LLM speaking to person

Combining aspects of the three

A private business LLM is not restricted to one category or use case. For instance, if your firm writes a lot of tender submissions or other proposals, you might want a private business LLM that is able to query technical documents about the entity you are writing the tender/proposal for, while simultaneously being tailored to your company's strengths and specialization to generate submission text, all while pulling in information from your databases about figures and numbers related to the task. Such systems still require a person to operate the engine, but can significantly speed up and enhance such a common yet complicated task, freeing up more of your employees' time to do more important things.

Where to from here?

We have presented a multiple variants of private business LLMs which we categorized as resource query engines, generative engines, and advanced chatbots.
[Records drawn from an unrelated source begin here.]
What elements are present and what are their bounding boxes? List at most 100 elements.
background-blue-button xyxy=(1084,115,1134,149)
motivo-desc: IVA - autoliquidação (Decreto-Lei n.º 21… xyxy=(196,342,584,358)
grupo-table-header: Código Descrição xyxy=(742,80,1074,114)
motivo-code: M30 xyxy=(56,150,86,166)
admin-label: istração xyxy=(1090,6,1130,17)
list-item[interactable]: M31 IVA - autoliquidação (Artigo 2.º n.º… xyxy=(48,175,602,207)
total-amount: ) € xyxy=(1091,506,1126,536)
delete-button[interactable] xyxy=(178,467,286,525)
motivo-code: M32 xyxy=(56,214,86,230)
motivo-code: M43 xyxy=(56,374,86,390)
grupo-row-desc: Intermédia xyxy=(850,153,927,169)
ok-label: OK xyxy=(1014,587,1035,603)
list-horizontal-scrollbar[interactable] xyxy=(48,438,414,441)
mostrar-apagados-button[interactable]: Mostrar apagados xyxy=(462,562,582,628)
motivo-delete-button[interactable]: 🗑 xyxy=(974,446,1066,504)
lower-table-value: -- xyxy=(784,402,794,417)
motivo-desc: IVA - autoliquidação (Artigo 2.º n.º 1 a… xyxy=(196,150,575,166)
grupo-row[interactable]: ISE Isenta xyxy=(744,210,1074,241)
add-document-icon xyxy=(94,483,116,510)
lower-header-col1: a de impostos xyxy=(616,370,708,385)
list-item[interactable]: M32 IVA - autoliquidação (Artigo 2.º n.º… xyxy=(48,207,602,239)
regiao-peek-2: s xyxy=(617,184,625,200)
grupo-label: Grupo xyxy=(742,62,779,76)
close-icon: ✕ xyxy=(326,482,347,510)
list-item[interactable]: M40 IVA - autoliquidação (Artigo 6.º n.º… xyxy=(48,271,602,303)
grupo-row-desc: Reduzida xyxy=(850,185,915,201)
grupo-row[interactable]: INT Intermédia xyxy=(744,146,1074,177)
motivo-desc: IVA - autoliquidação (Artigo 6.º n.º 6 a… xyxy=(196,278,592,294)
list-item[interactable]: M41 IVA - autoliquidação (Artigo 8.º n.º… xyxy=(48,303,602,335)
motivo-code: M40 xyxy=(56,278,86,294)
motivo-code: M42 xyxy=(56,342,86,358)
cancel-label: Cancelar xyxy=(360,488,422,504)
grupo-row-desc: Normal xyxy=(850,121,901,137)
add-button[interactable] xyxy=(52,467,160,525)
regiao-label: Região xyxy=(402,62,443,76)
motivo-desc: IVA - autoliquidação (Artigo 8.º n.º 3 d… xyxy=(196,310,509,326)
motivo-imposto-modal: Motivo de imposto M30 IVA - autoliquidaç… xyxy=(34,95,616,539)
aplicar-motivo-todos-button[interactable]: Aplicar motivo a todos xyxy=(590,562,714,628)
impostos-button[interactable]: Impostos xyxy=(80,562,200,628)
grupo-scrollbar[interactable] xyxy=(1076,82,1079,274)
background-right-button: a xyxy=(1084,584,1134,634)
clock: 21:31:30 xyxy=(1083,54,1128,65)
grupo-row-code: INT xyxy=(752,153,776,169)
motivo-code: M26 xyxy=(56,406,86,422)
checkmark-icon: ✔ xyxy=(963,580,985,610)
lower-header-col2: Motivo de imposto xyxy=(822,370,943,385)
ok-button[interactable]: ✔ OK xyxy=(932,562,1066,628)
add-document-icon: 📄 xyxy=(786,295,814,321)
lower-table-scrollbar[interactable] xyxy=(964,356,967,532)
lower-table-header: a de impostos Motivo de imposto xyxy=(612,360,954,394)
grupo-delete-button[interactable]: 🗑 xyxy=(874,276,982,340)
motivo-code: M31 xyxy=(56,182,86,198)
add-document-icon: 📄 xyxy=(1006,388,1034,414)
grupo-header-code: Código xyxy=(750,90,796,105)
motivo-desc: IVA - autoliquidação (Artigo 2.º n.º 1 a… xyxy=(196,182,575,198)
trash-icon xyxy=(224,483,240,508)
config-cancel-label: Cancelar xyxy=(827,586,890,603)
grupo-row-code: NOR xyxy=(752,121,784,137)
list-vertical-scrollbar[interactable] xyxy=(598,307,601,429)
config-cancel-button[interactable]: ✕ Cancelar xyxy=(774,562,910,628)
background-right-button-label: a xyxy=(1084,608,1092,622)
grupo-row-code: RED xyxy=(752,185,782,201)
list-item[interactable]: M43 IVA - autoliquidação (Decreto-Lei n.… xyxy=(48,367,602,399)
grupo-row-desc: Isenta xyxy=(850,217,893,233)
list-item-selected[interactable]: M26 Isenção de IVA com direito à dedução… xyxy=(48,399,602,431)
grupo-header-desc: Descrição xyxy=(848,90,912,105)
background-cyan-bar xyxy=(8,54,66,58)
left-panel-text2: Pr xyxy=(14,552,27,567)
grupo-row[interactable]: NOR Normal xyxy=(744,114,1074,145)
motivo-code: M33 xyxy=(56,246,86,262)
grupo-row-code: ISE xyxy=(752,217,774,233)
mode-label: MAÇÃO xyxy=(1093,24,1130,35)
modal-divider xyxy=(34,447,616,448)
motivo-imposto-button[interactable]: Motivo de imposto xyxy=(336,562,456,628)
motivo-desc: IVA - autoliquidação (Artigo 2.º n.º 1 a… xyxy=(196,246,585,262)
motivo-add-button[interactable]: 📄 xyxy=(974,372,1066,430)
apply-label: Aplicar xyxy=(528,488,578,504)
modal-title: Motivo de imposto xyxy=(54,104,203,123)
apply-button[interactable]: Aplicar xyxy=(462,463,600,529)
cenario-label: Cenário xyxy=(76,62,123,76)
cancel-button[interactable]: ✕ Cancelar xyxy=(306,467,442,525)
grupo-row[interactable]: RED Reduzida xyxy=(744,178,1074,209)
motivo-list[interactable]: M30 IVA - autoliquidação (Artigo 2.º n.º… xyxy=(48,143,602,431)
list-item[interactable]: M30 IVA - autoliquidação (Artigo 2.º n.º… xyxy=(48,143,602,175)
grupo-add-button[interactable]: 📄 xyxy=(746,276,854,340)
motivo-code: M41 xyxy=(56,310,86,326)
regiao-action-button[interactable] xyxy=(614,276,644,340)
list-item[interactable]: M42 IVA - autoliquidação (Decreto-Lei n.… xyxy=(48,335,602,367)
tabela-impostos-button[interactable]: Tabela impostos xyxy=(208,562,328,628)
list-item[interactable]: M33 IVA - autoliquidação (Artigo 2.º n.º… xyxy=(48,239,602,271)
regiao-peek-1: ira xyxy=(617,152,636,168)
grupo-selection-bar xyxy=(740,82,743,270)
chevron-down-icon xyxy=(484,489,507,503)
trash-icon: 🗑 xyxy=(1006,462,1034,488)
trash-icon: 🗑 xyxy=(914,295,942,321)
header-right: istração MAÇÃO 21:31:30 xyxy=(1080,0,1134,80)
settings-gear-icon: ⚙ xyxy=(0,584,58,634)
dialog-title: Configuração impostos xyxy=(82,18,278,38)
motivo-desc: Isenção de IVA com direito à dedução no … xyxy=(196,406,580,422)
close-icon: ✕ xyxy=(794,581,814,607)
If you think that any of these variants may add value to your business then your next step would be to discuss with your IT team or LLM specialists for understanding the costs, potential value, and challenges with incorporating such solutions in your business.

Most importantly, you may want to engage staff from your business to understand how they think such solutions could be helpful or not. Interestingly, it is becoming a common phenomenon for employees to use commercial LLMs in an ad-hoc manner. This may cause a data security problem when you do not control what your employees paste in a commercial LLM's chat box. If LLMs provide enough value and a big enough productivity boost for your employees, it will be hard to stop them from utilizing such services. To understand more about this phenomenon, we recommend this Harvard business review article which summarizes a study of how some people are currently using LLMs.